Execute the functions to load and show the performance data from the `32.json` and `8.json` files.

In [18]:
import json

def autolabel(ax, rects):
    """
    Attach a text label above each bar displaying its height
    """
    for rect in rects:
        height = rect.get_height()
        ax.text(rect.get_x() + rect.get_width()/2., 1.05*height,
                '%0.2f' % float(height),
        ha='center', va='bottom')

def draw_bar(x, t, y, subplot, color, x_lab, y_lab, width=0.2):
    plt.subplot(subplot)
    plt.xticks(x, t)
    ax1 = plt.gca()
    ax1.set_xlabel(x_lab)
    ax1.set_ylabel(y_lab, color=color)
    rects1 = ax1.bar(x, y, color=color, width=width)
    ax1.tick_params(axis='y', labelcolor=color)
    autolabel(ax1, rects1)

def load_res(json_file):
    with open(json_file) as f:
        data = json.load(f)
        return data

res_32 = load_res('32.json')
res_8 = load_res('8.json')
   
accuracys = [res_32['accuracy'], res_8['accuracy']]
throughputs = [res_32['throughput'], res_8['throughput']]             
latencys = [res_32['latency'], res_8['latency']]

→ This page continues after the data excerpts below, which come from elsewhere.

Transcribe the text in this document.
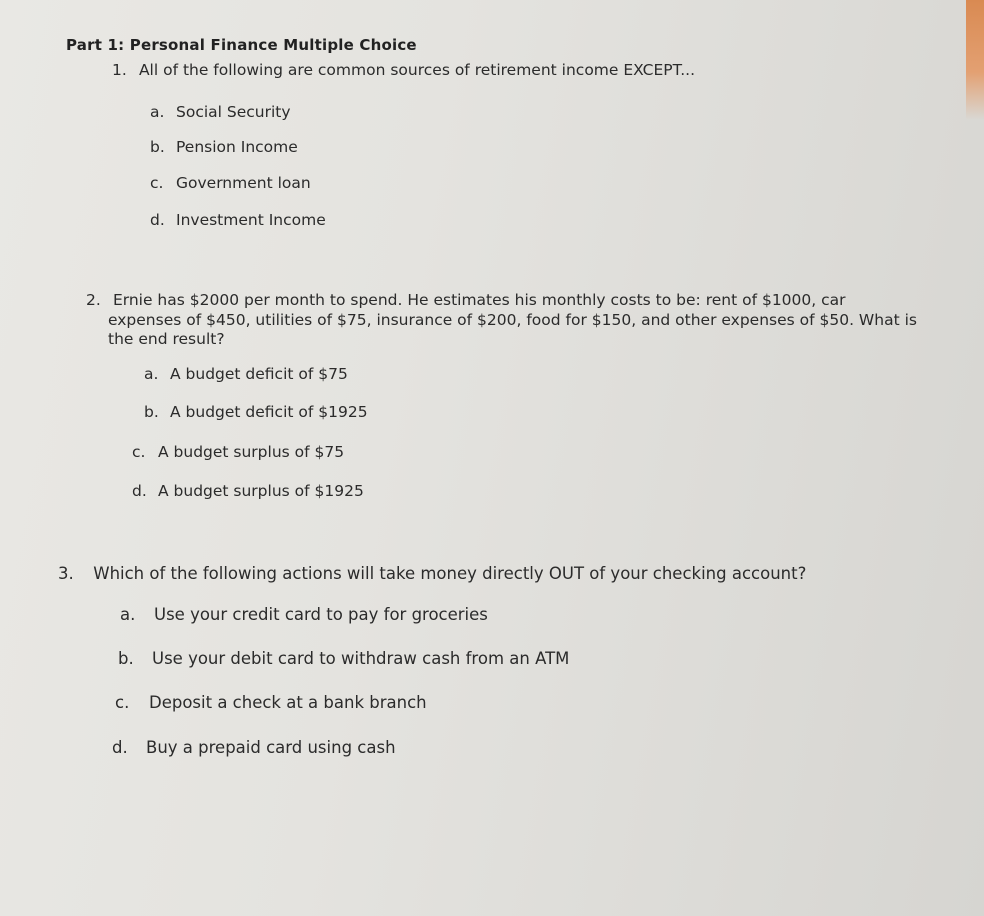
Part 1: Personal Finance Multiple Choice
1. All of the following are common sources of retirement income EXCEPT...
a. Social Security
b. Pension Income
c. Government loan
d. Investment Income
2. Ernie has $2000 per month to spend. He estimates his monthly costs to be: rent of $1000, car
expenses of $450, utilities of $75, insurance of $200, food for $150, and other expenses of $50. What is
the end result?
a. A budget deficit of $75
b. A budget deficit of $1925
c. A budget surplus of $75
d. A budget surplus of $1925
3. Which of the following actions will take money directly OUT of your checking account?
a. Use your credit card to pay for groceries
b. Use your debit card to withdraw cash from an ATM
c. Deposit a check at a bank branch
d. Buy a prepaid card using cash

print('throughputs', throughputs)
print('latencys', latencys)
print('accuracys', accuracys)

accuracys_perc = [accu*100 for accu in accuracys]

t = ['FP32', 'INT8']
x = [0, 1]
plt.figure(figsize=(16,6))
draw_bar(x, t, throughputs, 131, 'tab:green', 'Throughput(fps)', '', width=0.2)
draw_bar(x, t,  latencys, 132, 'tab:blue', 'Latency(s)', '', width=0.2)
draw_bar(x, t,  accuracys_perc, 133, '#28a99d', 'Accuracys(%)', '', width=0.2)
plt.show()

FileNotFoundError: [Errno 2] No such file or directory: '32.json'

### FP32 vs INT8

Compare the performance data of the INT8 model with that of the FP32 model.

In [None]:
throughputs_times = [1, throughputs[1]/throughputs[0]]
latencys_times = [1, latencys[1]/latencys[0]]
accuracys_times = [0, accuracys_perc[1] - accuracys_perc[0]]

print('throughputs_times', throughputs_times)
print('latencys_times', latencys_times)
print('accuracys_times', accuracys_times)

plt.figure(figsize=(16,6))
draw_bar(x, t, throughputs_times, 131, 'tab:green', 'Throughput Comparison (big is better)', '', width=0.2)
draw_bar(x, t, latencys_times, 132, 'tab:blue', 'Latency Comparison (small is better)', '', width=0.2)
draw_bar(x, t, accuracys_times, 133, '#28a99d', 'Accuracys Loss(%)', '', width=0.2)
plt.show()

## Conclusion

In [None]:
print("[CODE_SAMPLE_COMPLETED_SUCCESFULLY]")

In this code sample we have compared performance of the FP32 and INT8 models and demonstrated that the INT8 model is faster.

The Second Generation Intel® Xeon® Scalable processors provide Intel® Deep Learning Boost that speeds up the INT8 inference.